Im modernen Hochhaus, in dem der Präsident arbeitet, wurde der Hamburger Bürgermeister mit rotem Teppich empfangen und durfte durch ein Spalier von Soldaten in historischen Uniformen schreiten, bevor ihn der vermutlich einzige Präsident empfing, der niemals eine Krawatte trägt und eine Karriere als Blumenzüchter hinter sich hat. Aber die Ehre des freundlichen Empfangs blieb nicht allein Scholz vorbehalten. Präsident Mujica begrüßte jeden Einzelnen aus der Hamburger Delegation mit Handschlag, vom Staatsrat bis zu den Sicherheitsleuten. Fast zwei Stunden lang diskutierte er danach mit Scholz über die Weltlage: von China bis zur allgemeinen politischen Philosophie, kaum ein Thema blieb ausgespart. Schon zu Beginn hatte Mujica dem Abendblatt gesagt, wie gut ihm Hamburg bei seinem Besuch vor zwei Jahren gefallen habe - "auch wenn das Wetter bei euch besser sein könnte". Nach dem Treffen grüßte er noch einmal in die Fernsehkameras "alle Menschen in Hamburg, meine Landsleute und alle Latinos, die dort leben, aber auch diejenigen, die kein Wort Spanisch sprechen - ganz besonders alle, die wie wir vom Hafen leben".

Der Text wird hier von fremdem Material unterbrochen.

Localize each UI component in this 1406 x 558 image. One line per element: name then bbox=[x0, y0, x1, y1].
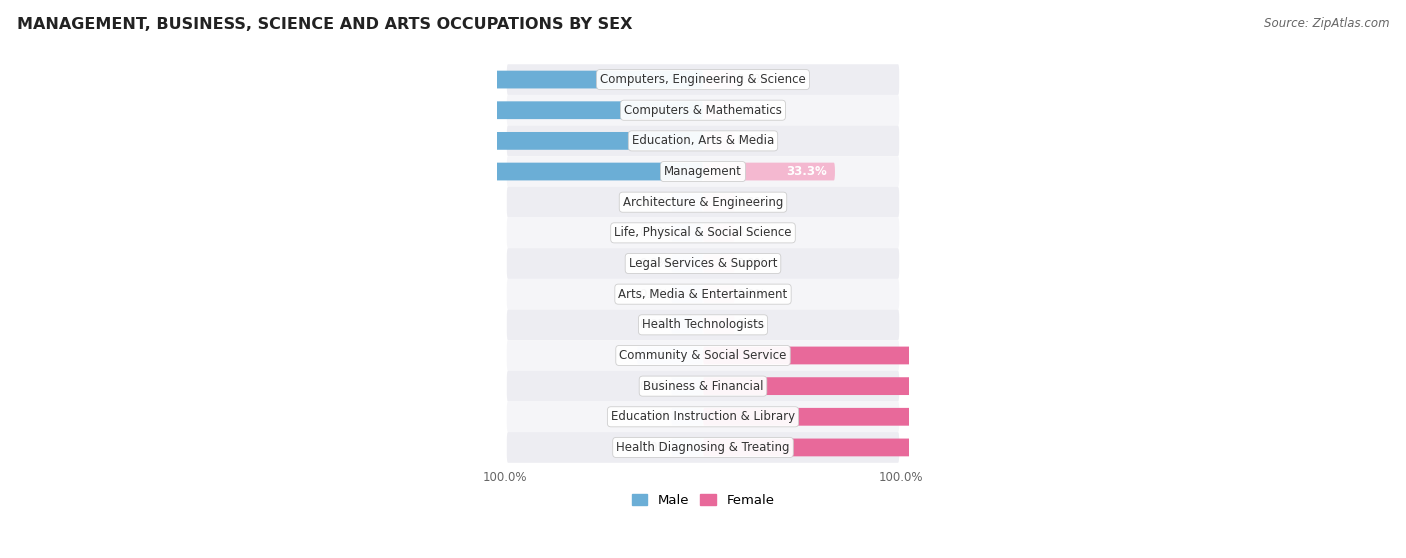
FancyBboxPatch shape bbox=[637, 347, 703, 364]
Text: Computers, Engineering & Science: Computers, Engineering & Science bbox=[600, 73, 806, 86]
Text: 66.7%: 66.7% bbox=[447, 165, 488, 178]
Text: 0.0%: 0.0% bbox=[737, 104, 766, 117]
Legend: Male, Female: Male, Female bbox=[626, 488, 780, 512]
FancyBboxPatch shape bbox=[671, 254, 703, 272]
FancyBboxPatch shape bbox=[506, 64, 900, 95]
FancyBboxPatch shape bbox=[703, 285, 735, 303]
FancyBboxPatch shape bbox=[506, 401, 900, 432]
FancyBboxPatch shape bbox=[703, 71, 735, 89]
FancyBboxPatch shape bbox=[703, 193, 735, 211]
Text: 0.0%: 0.0% bbox=[737, 134, 766, 147]
FancyBboxPatch shape bbox=[703, 316, 735, 334]
Text: 0.0%: 0.0% bbox=[640, 227, 669, 239]
Text: Community & Social Service: Community & Social Service bbox=[619, 349, 787, 362]
FancyBboxPatch shape bbox=[671, 316, 703, 334]
Text: Health Diagnosing & Treating: Health Diagnosing & Treating bbox=[616, 441, 790, 454]
FancyBboxPatch shape bbox=[671, 439, 703, 456]
Text: 0.0%: 0.0% bbox=[640, 441, 669, 454]
Text: 100.0%: 100.0% bbox=[315, 134, 364, 147]
FancyBboxPatch shape bbox=[703, 224, 735, 242]
Text: Health Technologists: Health Technologists bbox=[643, 318, 763, 331]
Text: 33.3%: 33.3% bbox=[786, 165, 827, 178]
Text: Legal Services & Support: Legal Services & Support bbox=[628, 257, 778, 270]
Text: Life, Physical & Social Science: Life, Physical & Social Science bbox=[614, 227, 792, 239]
FancyBboxPatch shape bbox=[506, 310, 900, 340]
FancyBboxPatch shape bbox=[506, 432, 900, 463]
Text: 0.0%: 0.0% bbox=[737, 288, 766, 301]
FancyBboxPatch shape bbox=[506, 95, 900, 126]
Text: Education Instruction & Library: Education Instruction & Library bbox=[612, 410, 794, 424]
Text: 100.0%: 100.0% bbox=[315, 73, 364, 86]
Text: Education, Arts & Media: Education, Arts & Media bbox=[631, 134, 775, 147]
Text: MANAGEMENT, BUSINESS, SCIENCE AND ARTS OCCUPATIONS BY SEX: MANAGEMENT, BUSINESS, SCIENCE AND ARTS O… bbox=[17, 17, 633, 32]
Text: 0.0%: 0.0% bbox=[737, 318, 766, 331]
Text: 0.0%: 0.0% bbox=[640, 288, 669, 301]
Text: 100.0%: 100.0% bbox=[1042, 410, 1091, 424]
FancyBboxPatch shape bbox=[506, 126, 900, 156]
Text: 0.0%: 0.0% bbox=[640, 379, 669, 393]
FancyBboxPatch shape bbox=[506, 187, 900, 218]
Text: 0.0%: 0.0% bbox=[737, 227, 766, 239]
Text: 100.0%: 100.0% bbox=[1042, 379, 1091, 393]
Text: Source: ZipAtlas.com: Source: ZipAtlas.com bbox=[1264, 17, 1389, 30]
Text: 0.0%: 0.0% bbox=[640, 257, 669, 270]
Text: 0.0%: 0.0% bbox=[640, 318, 669, 331]
FancyBboxPatch shape bbox=[506, 371, 900, 401]
FancyBboxPatch shape bbox=[506, 279, 900, 310]
FancyBboxPatch shape bbox=[506, 218, 900, 248]
Text: 16.7%: 16.7% bbox=[645, 349, 686, 362]
Text: Business & Financial: Business & Financial bbox=[643, 379, 763, 393]
FancyBboxPatch shape bbox=[703, 439, 1099, 456]
FancyBboxPatch shape bbox=[703, 132, 735, 150]
Text: 100.0%: 100.0% bbox=[1042, 441, 1091, 454]
FancyBboxPatch shape bbox=[703, 408, 1099, 426]
FancyBboxPatch shape bbox=[307, 102, 703, 119]
Text: Arts, Media & Entertainment: Arts, Media & Entertainment bbox=[619, 288, 787, 301]
Text: 0.0%: 0.0% bbox=[737, 73, 766, 86]
FancyBboxPatch shape bbox=[703, 377, 1099, 395]
Text: Computers & Mathematics: Computers & Mathematics bbox=[624, 104, 782, 117]
FancyBboxPatch shape bbox=[703, 347, 1033, 364]
Text: 0.0%: 0.0% bbox=[737, 257, 766, 270]
FancyBboxPatch shape bbox=[671, 408, 703, 426]
FancyBboxPatch shape bbox=[671, 285, 703, 303]
FancyBboxPatch shape bbox=[506, 340, 900, 371]
FancyBboxPatch shape bbox=[671, 193, 703, 211]
FancyBboxPatch shape bbox=[439, 162, 703, 180]
FancyBboxPatch shape bbox=[307, 71, 703, 89]
FancyBboxPatch shape bbox=[671, 224, 703, 242]
FancyBboxPatch shape bbox=[671, 377, 703, 395]
FancyBboxPatch shape bbox=[703, 162, 835, 180]
Text: 0.0%: 0.0% bbox=[737, 196, 766, 209]
FancyBboxPatch shape bbox=[307, 132, 703, 150]
FancyBboxPatch shape bbox=[703, 254, 735, 272]
Text: Management: Management bbox=[664, 165, 742, 178]
Text: 0.0%: 0.0% bbox=[640, 410, 669, 424]
Text: 100.0%: 100.0% bbox=[315, 104, 364, 117]
FancyBboxPatch shape bbox=[506, 248, 900, 279]
Text: 0.0%: 0.0% bbox=[640, 196, 669, 209]
Text: 83.3%: 83.3% bbox=[984, 349, 1025, 362]
FancyBboxPatch shape bbox=[703, 102, 735, 119]
FancyBboxPatch shape bbox=[506, 156, 900, 187]
Text: Architecture & Engineering: Architecture & Engineering bbox=[623, 196, 783, 209]
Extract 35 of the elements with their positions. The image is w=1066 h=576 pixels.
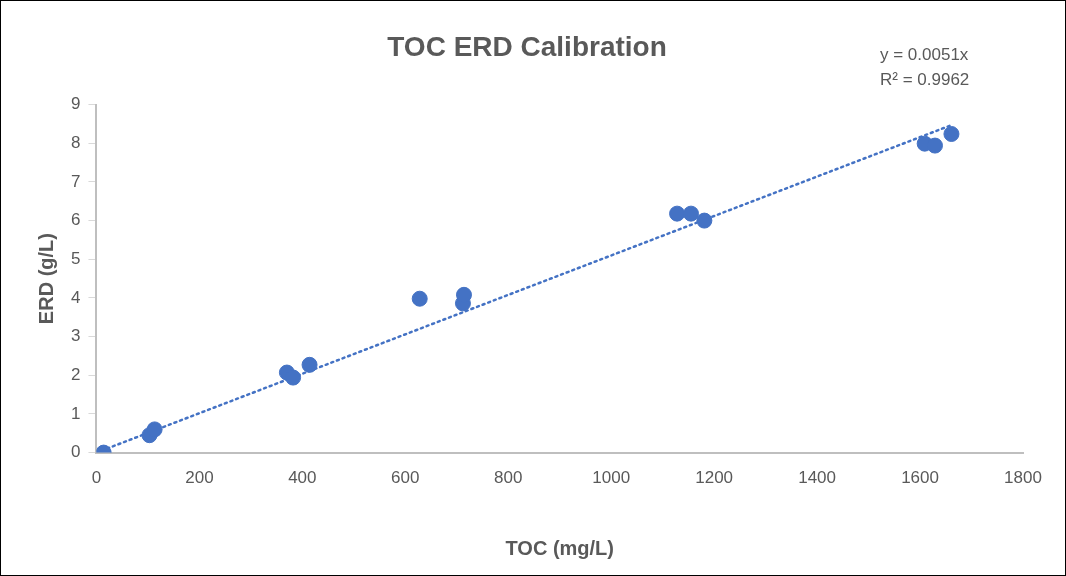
x-tick-label: 400	[288, 468, 317, 488]
text: y = 0.0051x	[880, 45, 969, 65]
x-tick-label: 1200	[695, 468, 734, 488]
x-tick-label: 600	[391, 468, 420, 488]
point	[943, 125, 960, 142]
y-tick-label: 4	[70, 287, 81, 307]
y-tick-label: 6	[70, 210, 81, 230]
point	[455, 286, 472, 303]
y-tick-label: 5	[70, 248, 81, 268]
y-tick-label: 9	[70, 94, 81, 114]
point	[146, 421, 163, 438]
x-tick-label: 800	[494, 468, 523, 488]
x-tick-label: 1400	[798, 468, 837, 488]
y-tick-label: 2	[70, 364, 81, 384]
point	[301, 356, 318, 373]
chart-title: TOC ERD Calibration	[387, 30, 667, 62]
y-tick-label: 7	[70, 171, 81, 191]
y-tick-label: 8	[70, 132, 81, 152]
x-tick-label: 1000	[592, 468, 631, 488]
y-tick-label: 1	[70, 403, 81, 423]
y-axis-title: ERD (g/L)	[34, 233, 57, 325]
x-tick-label: 1600	[901, 468, 939, 488]
x-tick-label: 200	[185, 468, 214, 488]
point	[285, 369, 302, 386]
point	[411, 290, 428, 307]
x-tick-label: 0	[91, 468, 102, 488]
y-tick-label: 3	[70, 326, 81, 346]
y-tick-label: 0	[70, 442, 81, 462]
text: R² = 0.9962	[880, 70, 970, 90]
point	[926, 137, 943, 154]
point	[669, 205, 686, 222]
point	[682, 205, 699, 222]
point	[696, 212, 713, 229]
x-axis-title: TOC (mg/L)	[505, 536, 614, 559]
x-tick-label: 1800	[1004, 468, 1042, 488]
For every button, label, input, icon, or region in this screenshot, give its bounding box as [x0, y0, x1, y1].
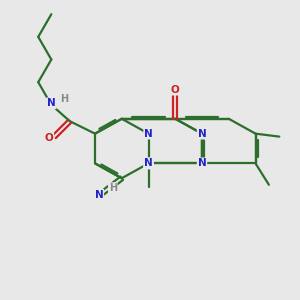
Text: H: H [60, 94, 68, 104]
Text: N: N [144, 129, 153, 139]
Text: O: O [171, 85, 180, 95]
Text: N: N [198, 158, 206, 168]
Text: N: N [94, 190, 103, 200]
Text: H: H [109, 183, 117, 193]
Text: O: O [45, 133, 53, 143]
Text: N: N [144, 158, 153, 168]
Text: N: N [144, 158, 153, 168]
Text: N: N [198, 129, 206, 139]
Text: N: N [47, 98, 56, 108]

Scholz zeigte sich nach dem Treffen abermals tief beeindruckt von dem früheren Untergrundkämpfer der Tupamaros, den er bereits aus Hamburg kennt und der heute für einen pragmatischen, eher sozialdemokratischen Kurs der kleinen Republik steht.

Bei einem Abendessen auf Einladung des Vizeaußenministers Roberto Conde Carreras betonte Olaf Scholz am Abend, wie wichtig die Beziehungen Hamburgs zu der nur 3,5 Millionen Einwohner zählenden Republik seien. "Uruguay glänzt mit einem konstanten Wirtschaftswachstum und einer geschickten Wirtschaftspolitik. Mehr als 230 deutsche Unternehmen sind in Uruguay aktiv, mit 60 Vertretungen vor Ort, darunter 43 Hamburger Firmen", so Scholz. "Als eine der wachstumsstärksten Volkswirtschaften Lateinamerikas ist Uruguay ein wichtiger Kunde des Hamburger Hafens."

Deshalb wurde auch eine engere Kooperation vereinbart. Nachdem Wirtschaftssenator Frank Horch (parteilos) den Chef der Hamburg Port Authority, Jens Meier, vorzeitig von der Reise abgezogen hatte (Abendblatt berichtete), unterzeichnete der Vertreter des Hafen-Marketings, Axel Mattern, die Vereinbarung. Dass Meier nicht mehr anwesend ist, kritisierten die Oppositionsabgeordneten Andreas Wankum (CDU) und Wieland Schinnenburg (FDP). "Heute hat Jens Meier besonders gefehlt", sagte Schinnenburg.

Am späten Donnerstag reiste die Delegation nach Buenos Aires weiter. Dort standen ein Treffen mit der Industrieministerin, ein Wirtschaftsforum und eine Diskussion zum Thema Smart Cities - zur intelligenten Entwicklung großer Städte - auf der Tagesordnung.